God created us body and soul, physical and mental. And sometimes we downplay the intimate unity of body and soul. From an ethical point of view the soul/mind is supposed to rule the body. The body sends demands to the soul/mind, and the mind is supposed to judge the merit of those requests, measure them against other demands and the moral law. The body does good work for us, but it needs the eyes of the mind to enlighten its myopic vision of the good. But in the last nine days, I’ve learned that sometimes the body is smarter than the mind. The mind can be driven by wishes and theories to ignore the facts. The body stays stubbornly in the realm of fact.

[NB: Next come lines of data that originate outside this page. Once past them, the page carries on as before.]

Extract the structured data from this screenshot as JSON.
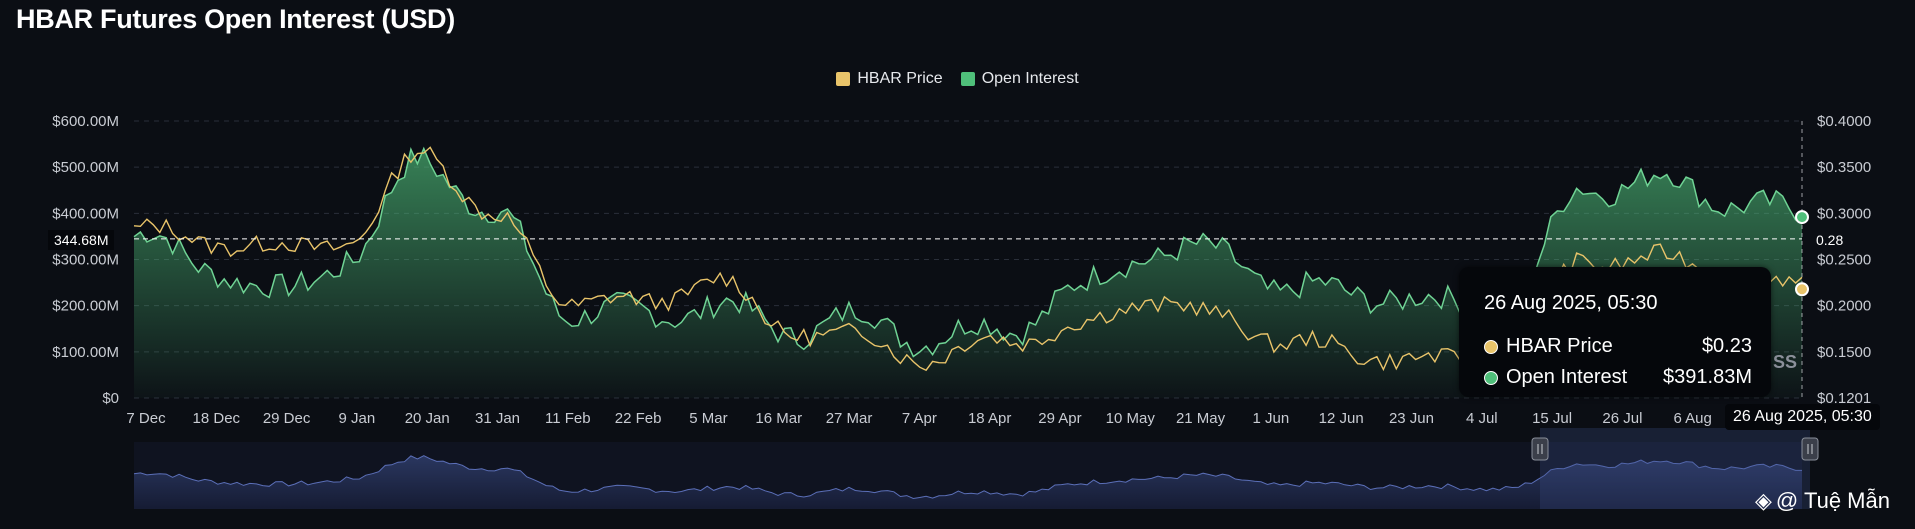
{
  "title": "HBAR Futures Open Interest (USD)",
  "chart_data": {
    "type": "area",
    "title": "HBAR Futures Open Interest (USD)",
    "legend": [
      {
        "name": "HBAR Price",
        "color": "#e9c46a"
      },
      {
        "name": "Open Interest",
        "color": "#4fbf7a"
      }
    ],
    "legend_position": "top-center",
    "x_tick_labels": [
      "7 Dec",
      "18 Dec",
      "29 Dec",
      "9 Jan",
      "20 Jan",
      "31 Jan",
      "11 Feb",
      "22 Feb",
      "5 Mar",
      "16 Mar",
      "27 Mar",
      "7 Apr",
      "18 Apr",
      "29 Apr",
      "10 May",
      "21 May",
      "1 Jun",
      "12 Jun",
      "23 Jun",
      "4 Jul",
      "15 Jul",
      "26 Jul",
      "6 Aug"
    ],
    "y_left_ticks": [
      "$600.00M",
      "$500.00M",
      "$400.00M",
      "$300.00M",
      "$200.00M",
      "$100.00M",
      "$0"
    ],
    "y_right_ticks": [
      "$0.4000",
      "$0.3500",
      "$0.3000",
      "$0.2500",
      "$0.2000",
      "$0.1500",
      "$0.1201"
    ],
    "y_left_range": [
      0,
      600000000
    ],
    "y_right_range": [
      0.1201,
      0.4
    ],
    "grid": true,
    "series": [
      {
        "name": "Open Interest",
        "unit": "USD",
        "axis": "left",
        "x": [
          "7 Dec",
          "18 Dec",
          "29 Dec",
          "9 Jan",
          "20 Jan",
          "31 Jan",
          "11 Feb",
          "22 Feb",
          "5 Mar",
          "16 Mar",
          "27 Mar",
          "7 Apr",
          "18 Apr",
          "29 Apr",
          "10 May",
          "21 May",
          "1 Jun",
          "12 Jun",
          "23 Jun",
          "4 Jul",
          "15 Jul",
          "26 Jul",
          "6 Aug",
          "26 Aug"
        ],
        "values": [
          350000000,
          290000000,
          220000000,
          310000000,
          520000000,
          390000000,
          190000000,
          180000000,
          200000000,
          150000000,
          170000000,
          130000000,
          150000000,
          230000000,
          320000000,
          310000000,
          230000000,
          230000000,
          200000000,
          210000000,
          460000000,
          470000000,
          430000000,
          391830000
        ]
      },
      {
        "name": "HBAR Price",
        "unit": "USD",
        "axis": "right",
        "x": [
          "7 Dec",
          "18 Dec",
          "29 Dec",
          "9 Jan",
          "20 Jan",
          "31 Jan",
          "11 Feb",
          "22 Feb",
          "5 Mar",
          "16 Mar",
          "27 Mar",
          "7 Apr",
          "18 Apr",
          "29 Apr",
          "10 May",
          "21 May",
          "1 Jun",
          "12 Jun",
          "23 Jun",
          "4 Jul",
          "15 Jul",
          "26 Jul",
          "6 Aug",
          "26 Aug"
        ],
        "values": [
          0.29,
          0.28,
          0.27,
          0.28,
          0.37,
          0.3,
          0.22,
          0.215,
          0.24,
          0.19,
          0.18,
          0.16,
          0.18,
          0.19,
          0.22,
          0.2,
          0.175,
          0.165,
          0.155,
          0.17,
          0.26,
          0.26,
          0.25,
          0.23
        ]
      }
    ],
    "crosshair": {
      "left_label": "344.68M",
      "right_label": "0.28",
      "x_label": "26 Aug 2025, 05:30"
    },
    "tooltip": {
      "date": "26 Aug 2025, 05:30",
      "rows": [
        {
          "name": "HBAR Price",
          "value": "$0.23",
          "color": "#e9c46a"
        },
        {
          "name": "Open Interest",
          "value": "$391.83M",
          "color": "#4fbf7a"
        }
      ]
    }
  },
  "watermark": "@ Tuệ Mẫn",
  "tooltip_occluded_text": "SS"
}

I find it very interesting that the body can communicate with the soul/mind in a way that the mind can translate into thought and proposed action. In my case, my body was not urging me toward immoral actions so that my mind/soul had to be on its guard to redirect its urgings. My body was telling me to rest and let it heal. It communicated that message in clumsy ways as the body always does. It simply communicated a feeling of sleepiness, tiredness, pain, disinterestedness, and lack of creative energy. My mind at first was confused at this. “No, we have work to do! Books to read! Essays to write!” I was treating my body’s messages as if they were telling me to do something immoral, to be lazy, to shirk my duties. It took my mind nine days to accept the truth that my body knew from the start. After a physical trauma, my work, my duty, is to give my body time and leisure to regain its strength. I just have to believe that it will happen and I will know the joy of productive work again. Sometimes the soul needs to listen to the body!